For a family-owned business, the cleanest approach is often a base salary plus dividend distribution after profit review.
Director remuneration Mauritius optimal planning depends on the role. A director who only attends board meetings is different from a managing director working full-time.
The company should write down what the director does. Does the person manage staff, sign contracts, run finance, oversee operations, or only approve strategy? That job note helps support the remuneration level.
Payroll also has contribution costs. Under CSG, employers must deduct employee contributions where applicable and pay them together with employer contributions to MRA. For private-sector employees, MRA lists employee and employer CSG rates based on monthly basic wage or salary bands. NSF is separate, with MRA listing employee and employer shares at 1% and 2.5%, and HRDC Training Levy at 1.5% of total basic wage or salary for most employers.
Owner-manager pay should feel like a control panel, not a shortcut. Salary keeps the monthly income visible. Dividends move profit after the company can afford it.
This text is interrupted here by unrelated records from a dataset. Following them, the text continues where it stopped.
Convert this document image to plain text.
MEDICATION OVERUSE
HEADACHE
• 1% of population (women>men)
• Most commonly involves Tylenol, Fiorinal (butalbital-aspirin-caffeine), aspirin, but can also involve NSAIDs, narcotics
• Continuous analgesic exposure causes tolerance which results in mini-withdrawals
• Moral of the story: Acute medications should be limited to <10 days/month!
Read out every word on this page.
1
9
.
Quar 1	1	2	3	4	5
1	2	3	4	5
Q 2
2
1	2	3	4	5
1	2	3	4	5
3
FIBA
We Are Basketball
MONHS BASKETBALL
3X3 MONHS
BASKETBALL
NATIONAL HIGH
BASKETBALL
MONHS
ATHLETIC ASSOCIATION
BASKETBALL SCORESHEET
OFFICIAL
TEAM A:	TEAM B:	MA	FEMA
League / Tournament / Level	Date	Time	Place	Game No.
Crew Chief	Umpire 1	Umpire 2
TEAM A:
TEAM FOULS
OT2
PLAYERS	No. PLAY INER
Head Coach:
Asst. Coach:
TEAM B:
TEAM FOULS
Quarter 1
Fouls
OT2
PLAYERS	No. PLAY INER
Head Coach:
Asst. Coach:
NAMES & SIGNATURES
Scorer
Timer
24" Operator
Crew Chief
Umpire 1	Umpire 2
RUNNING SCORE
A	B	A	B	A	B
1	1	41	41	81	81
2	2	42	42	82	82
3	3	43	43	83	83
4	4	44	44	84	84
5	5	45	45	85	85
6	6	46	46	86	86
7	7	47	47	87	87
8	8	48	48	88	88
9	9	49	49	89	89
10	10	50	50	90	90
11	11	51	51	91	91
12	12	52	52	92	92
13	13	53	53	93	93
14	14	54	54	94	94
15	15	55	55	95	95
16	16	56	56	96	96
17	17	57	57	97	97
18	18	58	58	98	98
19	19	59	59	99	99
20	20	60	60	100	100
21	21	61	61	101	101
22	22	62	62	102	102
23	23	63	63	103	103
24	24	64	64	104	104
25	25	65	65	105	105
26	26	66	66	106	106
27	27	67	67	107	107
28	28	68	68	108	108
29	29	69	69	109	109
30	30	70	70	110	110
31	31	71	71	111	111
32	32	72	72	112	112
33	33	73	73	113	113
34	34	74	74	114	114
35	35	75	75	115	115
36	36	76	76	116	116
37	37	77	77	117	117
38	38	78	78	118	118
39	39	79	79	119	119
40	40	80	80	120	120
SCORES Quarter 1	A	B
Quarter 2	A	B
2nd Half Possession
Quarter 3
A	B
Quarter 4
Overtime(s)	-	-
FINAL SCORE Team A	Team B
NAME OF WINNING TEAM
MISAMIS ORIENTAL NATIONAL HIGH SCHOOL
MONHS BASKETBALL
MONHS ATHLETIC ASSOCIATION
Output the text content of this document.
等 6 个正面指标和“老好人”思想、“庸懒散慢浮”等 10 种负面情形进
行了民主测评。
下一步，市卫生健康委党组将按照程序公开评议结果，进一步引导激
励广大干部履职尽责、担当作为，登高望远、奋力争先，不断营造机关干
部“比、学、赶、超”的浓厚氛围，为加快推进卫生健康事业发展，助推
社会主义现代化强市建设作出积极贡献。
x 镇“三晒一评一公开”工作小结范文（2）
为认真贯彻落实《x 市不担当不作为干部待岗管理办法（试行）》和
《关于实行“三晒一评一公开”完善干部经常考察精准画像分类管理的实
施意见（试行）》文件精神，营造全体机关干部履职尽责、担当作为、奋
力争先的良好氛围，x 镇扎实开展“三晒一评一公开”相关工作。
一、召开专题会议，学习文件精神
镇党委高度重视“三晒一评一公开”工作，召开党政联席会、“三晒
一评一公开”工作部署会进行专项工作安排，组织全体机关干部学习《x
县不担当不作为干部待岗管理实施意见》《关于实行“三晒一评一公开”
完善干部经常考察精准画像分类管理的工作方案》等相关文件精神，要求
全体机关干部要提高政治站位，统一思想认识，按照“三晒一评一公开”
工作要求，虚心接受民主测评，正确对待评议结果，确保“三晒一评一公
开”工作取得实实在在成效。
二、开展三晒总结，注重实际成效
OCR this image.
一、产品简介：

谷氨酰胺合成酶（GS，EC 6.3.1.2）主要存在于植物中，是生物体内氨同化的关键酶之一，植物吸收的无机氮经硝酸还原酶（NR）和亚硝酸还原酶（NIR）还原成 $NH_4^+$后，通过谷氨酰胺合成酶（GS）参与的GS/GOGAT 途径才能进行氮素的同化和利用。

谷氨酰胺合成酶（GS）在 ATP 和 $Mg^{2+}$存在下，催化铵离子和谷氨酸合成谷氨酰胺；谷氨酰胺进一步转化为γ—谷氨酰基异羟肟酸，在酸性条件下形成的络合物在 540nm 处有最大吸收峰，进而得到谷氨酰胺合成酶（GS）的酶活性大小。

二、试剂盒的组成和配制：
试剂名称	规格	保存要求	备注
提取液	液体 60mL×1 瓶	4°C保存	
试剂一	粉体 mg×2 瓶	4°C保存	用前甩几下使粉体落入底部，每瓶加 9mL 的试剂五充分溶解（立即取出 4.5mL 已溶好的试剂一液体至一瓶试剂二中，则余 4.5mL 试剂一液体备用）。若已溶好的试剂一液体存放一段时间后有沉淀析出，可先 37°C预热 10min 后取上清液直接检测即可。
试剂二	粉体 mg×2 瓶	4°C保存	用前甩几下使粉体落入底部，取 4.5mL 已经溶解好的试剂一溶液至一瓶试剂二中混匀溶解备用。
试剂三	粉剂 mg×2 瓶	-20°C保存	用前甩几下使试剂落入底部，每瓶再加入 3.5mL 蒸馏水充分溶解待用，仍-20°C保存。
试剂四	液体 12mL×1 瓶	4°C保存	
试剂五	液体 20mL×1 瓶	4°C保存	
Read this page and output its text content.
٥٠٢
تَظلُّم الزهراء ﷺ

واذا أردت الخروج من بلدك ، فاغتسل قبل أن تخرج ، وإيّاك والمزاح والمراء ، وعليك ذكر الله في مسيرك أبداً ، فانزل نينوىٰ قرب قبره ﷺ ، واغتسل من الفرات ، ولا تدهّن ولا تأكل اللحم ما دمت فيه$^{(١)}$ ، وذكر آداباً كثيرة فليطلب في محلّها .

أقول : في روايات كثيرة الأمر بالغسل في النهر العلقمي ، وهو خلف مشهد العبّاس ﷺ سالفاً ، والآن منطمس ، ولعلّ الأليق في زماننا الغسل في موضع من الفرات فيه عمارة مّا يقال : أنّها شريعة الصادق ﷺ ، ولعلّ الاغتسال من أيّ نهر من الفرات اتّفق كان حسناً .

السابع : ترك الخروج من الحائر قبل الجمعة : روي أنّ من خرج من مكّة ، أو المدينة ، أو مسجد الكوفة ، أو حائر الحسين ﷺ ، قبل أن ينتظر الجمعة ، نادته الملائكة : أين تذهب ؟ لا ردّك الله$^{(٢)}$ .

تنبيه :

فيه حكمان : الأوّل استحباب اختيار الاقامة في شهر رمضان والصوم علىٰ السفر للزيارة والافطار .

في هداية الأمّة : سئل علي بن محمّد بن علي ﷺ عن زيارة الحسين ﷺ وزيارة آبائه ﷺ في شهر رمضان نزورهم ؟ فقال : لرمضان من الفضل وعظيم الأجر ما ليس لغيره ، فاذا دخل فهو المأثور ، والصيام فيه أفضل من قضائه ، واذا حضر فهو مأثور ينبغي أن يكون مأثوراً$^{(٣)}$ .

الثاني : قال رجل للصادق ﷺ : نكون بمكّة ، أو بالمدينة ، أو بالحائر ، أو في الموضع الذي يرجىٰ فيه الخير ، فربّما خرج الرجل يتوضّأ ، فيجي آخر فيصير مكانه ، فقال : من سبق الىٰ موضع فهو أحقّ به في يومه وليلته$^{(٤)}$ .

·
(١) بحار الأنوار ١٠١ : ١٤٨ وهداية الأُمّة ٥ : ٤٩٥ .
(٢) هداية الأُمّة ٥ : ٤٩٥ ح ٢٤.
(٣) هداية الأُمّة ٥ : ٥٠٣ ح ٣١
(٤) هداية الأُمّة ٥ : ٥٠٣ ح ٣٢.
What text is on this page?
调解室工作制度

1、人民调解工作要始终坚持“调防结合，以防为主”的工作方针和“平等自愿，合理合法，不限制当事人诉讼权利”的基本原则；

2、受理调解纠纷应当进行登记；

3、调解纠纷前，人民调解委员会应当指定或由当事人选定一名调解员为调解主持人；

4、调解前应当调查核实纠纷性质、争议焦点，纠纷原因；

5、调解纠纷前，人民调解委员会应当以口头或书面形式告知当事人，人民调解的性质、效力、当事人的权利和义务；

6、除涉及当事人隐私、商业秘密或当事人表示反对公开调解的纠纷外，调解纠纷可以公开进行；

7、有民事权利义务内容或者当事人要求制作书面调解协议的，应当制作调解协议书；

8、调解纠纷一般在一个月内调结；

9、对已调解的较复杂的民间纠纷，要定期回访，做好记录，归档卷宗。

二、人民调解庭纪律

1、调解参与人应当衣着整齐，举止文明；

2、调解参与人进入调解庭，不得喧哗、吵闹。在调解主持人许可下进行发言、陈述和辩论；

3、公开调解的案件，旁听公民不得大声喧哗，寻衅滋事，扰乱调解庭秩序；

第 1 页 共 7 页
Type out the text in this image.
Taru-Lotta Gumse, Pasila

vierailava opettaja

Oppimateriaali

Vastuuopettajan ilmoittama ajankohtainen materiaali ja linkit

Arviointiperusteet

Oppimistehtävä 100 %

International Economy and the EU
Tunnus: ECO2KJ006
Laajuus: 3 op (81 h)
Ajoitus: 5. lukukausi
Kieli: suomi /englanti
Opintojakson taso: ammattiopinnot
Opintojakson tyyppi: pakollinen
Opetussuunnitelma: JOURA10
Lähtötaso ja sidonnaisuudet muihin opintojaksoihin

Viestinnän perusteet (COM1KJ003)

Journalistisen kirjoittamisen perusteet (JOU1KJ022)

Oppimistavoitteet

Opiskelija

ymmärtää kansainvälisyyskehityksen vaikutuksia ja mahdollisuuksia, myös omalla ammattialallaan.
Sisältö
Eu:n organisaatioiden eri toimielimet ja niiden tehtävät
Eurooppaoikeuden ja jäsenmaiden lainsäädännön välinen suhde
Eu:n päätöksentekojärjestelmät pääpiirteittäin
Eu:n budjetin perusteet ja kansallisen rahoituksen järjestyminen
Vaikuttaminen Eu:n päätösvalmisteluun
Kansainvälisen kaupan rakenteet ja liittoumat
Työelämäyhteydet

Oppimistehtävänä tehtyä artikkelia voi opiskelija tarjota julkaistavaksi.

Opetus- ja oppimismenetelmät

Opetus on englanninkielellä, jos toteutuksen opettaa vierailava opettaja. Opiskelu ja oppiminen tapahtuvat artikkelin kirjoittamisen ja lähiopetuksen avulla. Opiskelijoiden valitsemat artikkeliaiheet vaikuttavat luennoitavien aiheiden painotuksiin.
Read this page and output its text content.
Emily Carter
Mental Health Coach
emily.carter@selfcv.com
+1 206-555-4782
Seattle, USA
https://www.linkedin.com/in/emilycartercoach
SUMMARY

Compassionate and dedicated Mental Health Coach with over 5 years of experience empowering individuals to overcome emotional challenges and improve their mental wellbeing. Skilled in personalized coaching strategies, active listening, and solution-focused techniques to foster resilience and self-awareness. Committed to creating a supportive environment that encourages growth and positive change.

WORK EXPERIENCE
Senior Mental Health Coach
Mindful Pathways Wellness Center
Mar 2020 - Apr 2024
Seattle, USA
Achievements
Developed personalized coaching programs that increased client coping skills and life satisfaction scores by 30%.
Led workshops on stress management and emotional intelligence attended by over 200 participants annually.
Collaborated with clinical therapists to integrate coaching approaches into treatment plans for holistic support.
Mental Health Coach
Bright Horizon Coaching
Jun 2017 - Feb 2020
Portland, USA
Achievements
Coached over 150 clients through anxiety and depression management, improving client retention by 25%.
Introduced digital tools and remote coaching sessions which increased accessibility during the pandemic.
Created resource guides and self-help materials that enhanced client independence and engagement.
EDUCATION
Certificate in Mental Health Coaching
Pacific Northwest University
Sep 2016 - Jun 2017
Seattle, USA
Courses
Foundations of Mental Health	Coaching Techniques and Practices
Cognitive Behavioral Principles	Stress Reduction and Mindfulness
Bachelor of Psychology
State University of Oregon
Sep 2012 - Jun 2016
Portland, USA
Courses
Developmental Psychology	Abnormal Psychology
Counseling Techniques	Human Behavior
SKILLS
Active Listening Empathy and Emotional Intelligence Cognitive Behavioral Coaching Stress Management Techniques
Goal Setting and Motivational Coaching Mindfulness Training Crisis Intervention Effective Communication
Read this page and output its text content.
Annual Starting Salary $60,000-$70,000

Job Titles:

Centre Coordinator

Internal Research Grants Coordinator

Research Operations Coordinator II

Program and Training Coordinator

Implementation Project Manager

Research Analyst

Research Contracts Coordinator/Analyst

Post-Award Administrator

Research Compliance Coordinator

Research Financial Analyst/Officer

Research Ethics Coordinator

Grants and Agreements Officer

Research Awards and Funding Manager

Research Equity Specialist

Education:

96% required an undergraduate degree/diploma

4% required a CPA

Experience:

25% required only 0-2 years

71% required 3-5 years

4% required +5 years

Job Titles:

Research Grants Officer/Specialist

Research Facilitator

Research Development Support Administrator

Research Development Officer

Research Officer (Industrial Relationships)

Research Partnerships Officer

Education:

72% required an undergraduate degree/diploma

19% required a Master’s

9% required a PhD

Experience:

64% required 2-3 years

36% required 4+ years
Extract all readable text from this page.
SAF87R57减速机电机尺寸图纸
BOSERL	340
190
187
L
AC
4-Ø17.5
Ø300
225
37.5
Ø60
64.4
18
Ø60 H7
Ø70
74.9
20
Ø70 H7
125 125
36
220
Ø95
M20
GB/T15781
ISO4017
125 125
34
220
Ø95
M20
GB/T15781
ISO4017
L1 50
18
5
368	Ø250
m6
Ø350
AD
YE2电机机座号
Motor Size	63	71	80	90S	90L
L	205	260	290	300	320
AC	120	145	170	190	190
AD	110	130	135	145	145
Arnifi has long experience helping Mauritius founders compare both routes, clean up drawings, and build a profit extraction plan that fits tax, payroll, and cash flow.
Dividends paid by a Mauritius resident company are listed by MRA as exempt income for individuals. The Fair Share Contribution may still matter for high-income individuals.
Not always. Salary may suit active work and monthly cash needs. Dividends may suit after-tax profit distribution. Many owner-managers use a mix.
No. MRA states that the Solidarity Levy was abolished as of 1 July 2023. The current high-income rule is the Fair Share Contribution.
It is a 15% contribution on leviable income above Rs 12 million for eligible individuals for income years starting 1 July 2025 up to 30 June 2028.
Director or board fees are generally within PAYE rules. The company should check the correct withholding rate and keep payroll records.